Behavioral invariants
| Invariant | Why it matters |
|---|---|
| Tool visibility is advisory, execution guards are authoritative | The model should not see tools that the current role/profile will reject, but every tool call still passes through hard guards and approvals. |
| Permission profiles are snapshotted per step | A tool in the same assistant response cannot relax plan/read-only rules by changing session mode before another tool executes. |
| Root orchestration stays root-only | Subagents cannot launch other subagents; child work must be visible to and coordinated by the root session. |
| Subagents have isolated context | Parent agents receive summaries and status, not wholesale child histories, keeping delegation boundaries explicit. |
| Compaction rewrites context through the normal context API | The system prompt, checkpoints, active skills, background task hints, hook context, and token estimate must be restored consistently. |
| Wire is the observation boundary | UI, ACP, web, visualization, and subagent bridges should consume typed Wire events rather than reaching into soul internals. |
Stop conditions
A normal turn stops when the latest assistant message contains no tool calls. Other stop paths are:
| Stop path | Behavior |
|---|---|
| Tool rejection without feedback | Root agent stops the turn with tool_rejected; subagents continue so they can try alternatives |
| Max step limit | MaxStepsReached is raised from _agent_loop |
| Step exception | Emits StepInterrupted, triggers StopFailure, and re-raises |
| Slash command | Executes command and ends the turn without entering the normal step loop |
| D-Mail | Reverts context to a checkpoint, injects a future-self message, then continues stepping |
| Queued steer | Appends follow-up user input and forces another LLM step |
Mental model
The agent architecture is easiest to read as four concentric layers:
PythinkerCLI.createis the composition layer.
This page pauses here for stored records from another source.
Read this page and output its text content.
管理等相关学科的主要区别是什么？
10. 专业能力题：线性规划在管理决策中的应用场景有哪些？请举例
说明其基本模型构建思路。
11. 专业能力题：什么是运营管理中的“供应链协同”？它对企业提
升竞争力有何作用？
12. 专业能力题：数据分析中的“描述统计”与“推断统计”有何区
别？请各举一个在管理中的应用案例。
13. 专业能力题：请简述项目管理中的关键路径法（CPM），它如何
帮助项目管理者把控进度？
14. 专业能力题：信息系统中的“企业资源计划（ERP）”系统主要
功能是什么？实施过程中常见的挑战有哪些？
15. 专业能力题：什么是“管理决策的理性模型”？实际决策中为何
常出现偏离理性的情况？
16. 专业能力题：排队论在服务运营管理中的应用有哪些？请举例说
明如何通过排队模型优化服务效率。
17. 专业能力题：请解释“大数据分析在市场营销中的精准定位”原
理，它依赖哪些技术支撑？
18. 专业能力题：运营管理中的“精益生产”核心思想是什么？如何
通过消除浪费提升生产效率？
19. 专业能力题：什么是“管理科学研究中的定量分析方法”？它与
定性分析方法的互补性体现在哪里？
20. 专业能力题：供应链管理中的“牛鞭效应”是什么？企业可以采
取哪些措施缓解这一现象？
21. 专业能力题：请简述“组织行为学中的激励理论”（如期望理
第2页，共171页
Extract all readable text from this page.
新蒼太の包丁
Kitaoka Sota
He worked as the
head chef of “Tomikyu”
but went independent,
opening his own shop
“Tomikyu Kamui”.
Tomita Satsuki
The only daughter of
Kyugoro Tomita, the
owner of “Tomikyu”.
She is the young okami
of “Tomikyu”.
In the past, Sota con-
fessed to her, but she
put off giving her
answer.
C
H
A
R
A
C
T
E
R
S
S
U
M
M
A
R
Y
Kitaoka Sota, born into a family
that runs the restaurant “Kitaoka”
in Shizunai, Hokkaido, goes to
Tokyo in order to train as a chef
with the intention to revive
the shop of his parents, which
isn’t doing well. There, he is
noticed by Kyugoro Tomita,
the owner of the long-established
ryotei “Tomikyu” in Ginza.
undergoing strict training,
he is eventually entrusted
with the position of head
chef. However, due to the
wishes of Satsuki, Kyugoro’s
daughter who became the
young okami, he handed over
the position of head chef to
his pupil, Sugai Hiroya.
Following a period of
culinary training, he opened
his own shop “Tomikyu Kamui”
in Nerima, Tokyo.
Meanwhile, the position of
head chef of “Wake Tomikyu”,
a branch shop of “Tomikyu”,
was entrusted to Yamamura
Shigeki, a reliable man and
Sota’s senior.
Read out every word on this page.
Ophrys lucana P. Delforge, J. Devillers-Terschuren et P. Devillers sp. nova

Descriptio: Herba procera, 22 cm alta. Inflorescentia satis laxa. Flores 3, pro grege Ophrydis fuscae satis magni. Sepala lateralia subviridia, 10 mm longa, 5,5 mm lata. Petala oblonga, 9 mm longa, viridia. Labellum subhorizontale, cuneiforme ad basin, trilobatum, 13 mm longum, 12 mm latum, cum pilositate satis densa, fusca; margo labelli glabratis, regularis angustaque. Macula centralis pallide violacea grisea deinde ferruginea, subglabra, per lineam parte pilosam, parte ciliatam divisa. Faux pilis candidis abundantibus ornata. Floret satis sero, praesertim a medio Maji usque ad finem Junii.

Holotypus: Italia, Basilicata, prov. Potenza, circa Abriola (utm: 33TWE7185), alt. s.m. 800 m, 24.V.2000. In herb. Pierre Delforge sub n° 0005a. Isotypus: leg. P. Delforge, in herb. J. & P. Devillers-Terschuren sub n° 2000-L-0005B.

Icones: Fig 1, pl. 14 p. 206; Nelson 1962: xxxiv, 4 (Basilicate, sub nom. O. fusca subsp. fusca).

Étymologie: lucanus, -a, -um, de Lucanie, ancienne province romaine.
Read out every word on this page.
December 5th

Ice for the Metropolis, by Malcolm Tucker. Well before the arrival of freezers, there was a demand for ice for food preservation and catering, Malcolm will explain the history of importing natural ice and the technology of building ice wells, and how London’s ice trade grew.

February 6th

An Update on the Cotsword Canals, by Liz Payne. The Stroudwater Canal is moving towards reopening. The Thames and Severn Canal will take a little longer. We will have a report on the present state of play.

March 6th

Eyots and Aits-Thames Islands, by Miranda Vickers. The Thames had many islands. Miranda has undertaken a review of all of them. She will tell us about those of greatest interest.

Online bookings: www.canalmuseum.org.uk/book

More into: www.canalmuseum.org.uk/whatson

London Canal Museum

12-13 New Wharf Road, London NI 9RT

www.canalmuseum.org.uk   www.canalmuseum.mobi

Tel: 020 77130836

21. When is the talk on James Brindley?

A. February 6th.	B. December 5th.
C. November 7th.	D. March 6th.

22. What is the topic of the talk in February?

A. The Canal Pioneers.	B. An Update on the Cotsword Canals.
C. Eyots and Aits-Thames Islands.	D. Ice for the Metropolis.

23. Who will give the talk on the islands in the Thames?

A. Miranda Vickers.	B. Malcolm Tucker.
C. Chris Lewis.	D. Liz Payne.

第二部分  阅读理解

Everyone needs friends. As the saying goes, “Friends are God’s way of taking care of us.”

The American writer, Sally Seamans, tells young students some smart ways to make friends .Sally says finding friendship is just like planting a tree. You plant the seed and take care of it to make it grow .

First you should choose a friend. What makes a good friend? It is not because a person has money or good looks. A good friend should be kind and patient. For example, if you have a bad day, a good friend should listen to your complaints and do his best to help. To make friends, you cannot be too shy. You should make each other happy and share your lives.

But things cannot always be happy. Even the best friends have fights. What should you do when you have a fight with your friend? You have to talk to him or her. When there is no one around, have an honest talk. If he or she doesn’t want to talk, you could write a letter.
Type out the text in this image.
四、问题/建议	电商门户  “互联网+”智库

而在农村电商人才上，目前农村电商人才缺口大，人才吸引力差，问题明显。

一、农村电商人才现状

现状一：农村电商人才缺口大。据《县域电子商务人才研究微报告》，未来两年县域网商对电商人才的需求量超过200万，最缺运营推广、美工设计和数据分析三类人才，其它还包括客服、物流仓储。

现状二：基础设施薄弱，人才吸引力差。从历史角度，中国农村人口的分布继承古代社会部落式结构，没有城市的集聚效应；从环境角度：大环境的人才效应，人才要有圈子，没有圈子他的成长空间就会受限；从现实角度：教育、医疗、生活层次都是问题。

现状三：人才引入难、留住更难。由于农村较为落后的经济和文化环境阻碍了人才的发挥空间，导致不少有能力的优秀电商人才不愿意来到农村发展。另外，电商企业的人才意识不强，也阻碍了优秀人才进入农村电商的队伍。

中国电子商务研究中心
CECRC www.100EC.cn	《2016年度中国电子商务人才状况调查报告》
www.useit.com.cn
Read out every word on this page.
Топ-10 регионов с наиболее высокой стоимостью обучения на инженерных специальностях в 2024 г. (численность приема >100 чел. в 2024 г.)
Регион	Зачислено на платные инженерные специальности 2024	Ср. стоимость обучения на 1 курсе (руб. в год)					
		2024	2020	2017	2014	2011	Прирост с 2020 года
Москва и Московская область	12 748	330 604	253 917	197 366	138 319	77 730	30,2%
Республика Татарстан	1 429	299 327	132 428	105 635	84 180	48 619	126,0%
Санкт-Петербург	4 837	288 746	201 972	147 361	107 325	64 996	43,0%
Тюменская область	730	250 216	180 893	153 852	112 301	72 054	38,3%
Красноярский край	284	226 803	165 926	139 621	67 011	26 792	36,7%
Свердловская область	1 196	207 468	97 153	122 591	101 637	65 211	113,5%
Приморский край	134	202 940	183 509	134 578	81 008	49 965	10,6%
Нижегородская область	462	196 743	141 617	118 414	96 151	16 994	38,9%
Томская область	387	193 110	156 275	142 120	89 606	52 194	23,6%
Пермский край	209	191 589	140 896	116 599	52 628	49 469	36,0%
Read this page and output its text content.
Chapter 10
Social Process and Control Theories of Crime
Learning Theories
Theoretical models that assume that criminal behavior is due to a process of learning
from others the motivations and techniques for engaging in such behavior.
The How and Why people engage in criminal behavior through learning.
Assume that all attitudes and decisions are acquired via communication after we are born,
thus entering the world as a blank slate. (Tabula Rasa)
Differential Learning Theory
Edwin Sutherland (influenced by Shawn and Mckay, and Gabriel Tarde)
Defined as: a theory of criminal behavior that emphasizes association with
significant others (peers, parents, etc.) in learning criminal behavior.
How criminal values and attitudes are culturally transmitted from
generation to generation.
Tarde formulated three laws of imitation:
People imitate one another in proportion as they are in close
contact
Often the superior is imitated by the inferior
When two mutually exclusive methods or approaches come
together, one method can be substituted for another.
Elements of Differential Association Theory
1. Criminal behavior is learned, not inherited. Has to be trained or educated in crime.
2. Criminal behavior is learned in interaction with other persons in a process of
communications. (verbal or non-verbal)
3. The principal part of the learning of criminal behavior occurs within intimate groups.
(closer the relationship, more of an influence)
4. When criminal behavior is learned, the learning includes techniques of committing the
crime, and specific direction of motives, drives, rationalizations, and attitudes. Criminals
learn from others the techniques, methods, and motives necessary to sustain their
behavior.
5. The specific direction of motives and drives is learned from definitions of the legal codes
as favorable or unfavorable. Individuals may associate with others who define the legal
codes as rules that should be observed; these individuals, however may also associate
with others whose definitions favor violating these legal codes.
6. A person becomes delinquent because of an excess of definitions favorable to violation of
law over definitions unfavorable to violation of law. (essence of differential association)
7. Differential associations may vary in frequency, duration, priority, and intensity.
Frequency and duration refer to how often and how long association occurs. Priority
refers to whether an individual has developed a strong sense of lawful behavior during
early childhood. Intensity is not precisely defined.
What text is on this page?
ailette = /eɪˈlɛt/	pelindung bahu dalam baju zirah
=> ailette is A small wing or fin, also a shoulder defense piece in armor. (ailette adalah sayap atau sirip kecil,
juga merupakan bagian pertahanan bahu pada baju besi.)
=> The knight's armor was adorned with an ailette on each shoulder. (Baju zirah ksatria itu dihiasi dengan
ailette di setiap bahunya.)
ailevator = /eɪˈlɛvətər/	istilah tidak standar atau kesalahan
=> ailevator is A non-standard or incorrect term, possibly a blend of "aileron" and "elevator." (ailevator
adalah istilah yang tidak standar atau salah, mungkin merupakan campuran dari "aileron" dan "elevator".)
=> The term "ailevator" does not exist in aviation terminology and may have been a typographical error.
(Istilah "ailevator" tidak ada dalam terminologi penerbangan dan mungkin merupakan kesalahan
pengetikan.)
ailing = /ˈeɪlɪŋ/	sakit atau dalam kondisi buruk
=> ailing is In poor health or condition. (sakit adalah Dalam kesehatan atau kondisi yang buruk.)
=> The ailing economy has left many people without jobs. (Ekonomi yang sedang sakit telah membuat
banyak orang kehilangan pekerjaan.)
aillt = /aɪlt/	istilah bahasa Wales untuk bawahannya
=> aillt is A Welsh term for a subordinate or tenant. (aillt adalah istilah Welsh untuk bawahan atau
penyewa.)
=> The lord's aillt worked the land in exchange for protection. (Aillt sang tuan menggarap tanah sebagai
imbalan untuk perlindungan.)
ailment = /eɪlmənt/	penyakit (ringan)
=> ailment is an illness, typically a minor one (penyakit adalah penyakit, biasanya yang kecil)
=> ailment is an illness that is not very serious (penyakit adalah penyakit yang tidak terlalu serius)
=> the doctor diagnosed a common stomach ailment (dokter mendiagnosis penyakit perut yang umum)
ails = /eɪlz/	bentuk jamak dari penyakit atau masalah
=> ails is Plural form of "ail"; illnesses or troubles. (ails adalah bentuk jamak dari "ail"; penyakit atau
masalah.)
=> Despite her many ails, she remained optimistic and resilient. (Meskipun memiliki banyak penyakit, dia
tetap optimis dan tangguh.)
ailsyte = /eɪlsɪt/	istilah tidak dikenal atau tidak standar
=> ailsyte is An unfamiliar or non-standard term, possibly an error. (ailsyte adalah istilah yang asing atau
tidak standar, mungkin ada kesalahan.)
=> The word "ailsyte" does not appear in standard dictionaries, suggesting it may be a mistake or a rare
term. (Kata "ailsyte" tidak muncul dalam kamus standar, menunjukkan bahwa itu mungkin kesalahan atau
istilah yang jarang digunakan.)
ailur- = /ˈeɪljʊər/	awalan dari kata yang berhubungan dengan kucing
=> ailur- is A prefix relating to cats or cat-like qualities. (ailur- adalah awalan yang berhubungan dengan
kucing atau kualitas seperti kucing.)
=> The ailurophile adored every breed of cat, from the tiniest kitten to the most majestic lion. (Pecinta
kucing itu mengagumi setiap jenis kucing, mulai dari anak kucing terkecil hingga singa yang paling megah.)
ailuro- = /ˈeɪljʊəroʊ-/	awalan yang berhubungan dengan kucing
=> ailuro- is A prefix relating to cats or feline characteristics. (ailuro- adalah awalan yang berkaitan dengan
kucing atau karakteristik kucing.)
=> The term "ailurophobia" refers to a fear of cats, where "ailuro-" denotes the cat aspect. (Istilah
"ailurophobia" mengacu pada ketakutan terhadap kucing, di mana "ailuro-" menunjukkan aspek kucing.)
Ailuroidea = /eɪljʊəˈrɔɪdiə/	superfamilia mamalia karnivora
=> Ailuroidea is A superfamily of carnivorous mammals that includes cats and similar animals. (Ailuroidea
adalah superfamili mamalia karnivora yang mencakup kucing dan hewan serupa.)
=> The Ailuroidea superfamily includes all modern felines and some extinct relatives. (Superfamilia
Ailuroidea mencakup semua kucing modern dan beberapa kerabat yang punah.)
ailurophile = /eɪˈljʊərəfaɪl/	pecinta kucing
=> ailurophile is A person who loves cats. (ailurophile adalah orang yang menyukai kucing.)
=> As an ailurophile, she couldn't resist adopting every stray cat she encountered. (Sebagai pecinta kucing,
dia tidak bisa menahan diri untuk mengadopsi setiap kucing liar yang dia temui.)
It wires config, model, runtime services, agent spec, context, hooks, and telemetry.PythinkerSoulis the lifecycle layer. It owns turns, steps, checkpoints, compaction, slash commands, dynamic injections, and stop conditions.pythinker_core.stepis the model/tool orchestration layer. It asks the provider for an assistant message, streams output, executes requested tools through the toolset, and exposes tool results back to the soul.Wireis the observation layer. It records and broadcasts what happened so shell, print, ACP, web, dashboard, and external Wire clients can render or control the run without owning agent logic.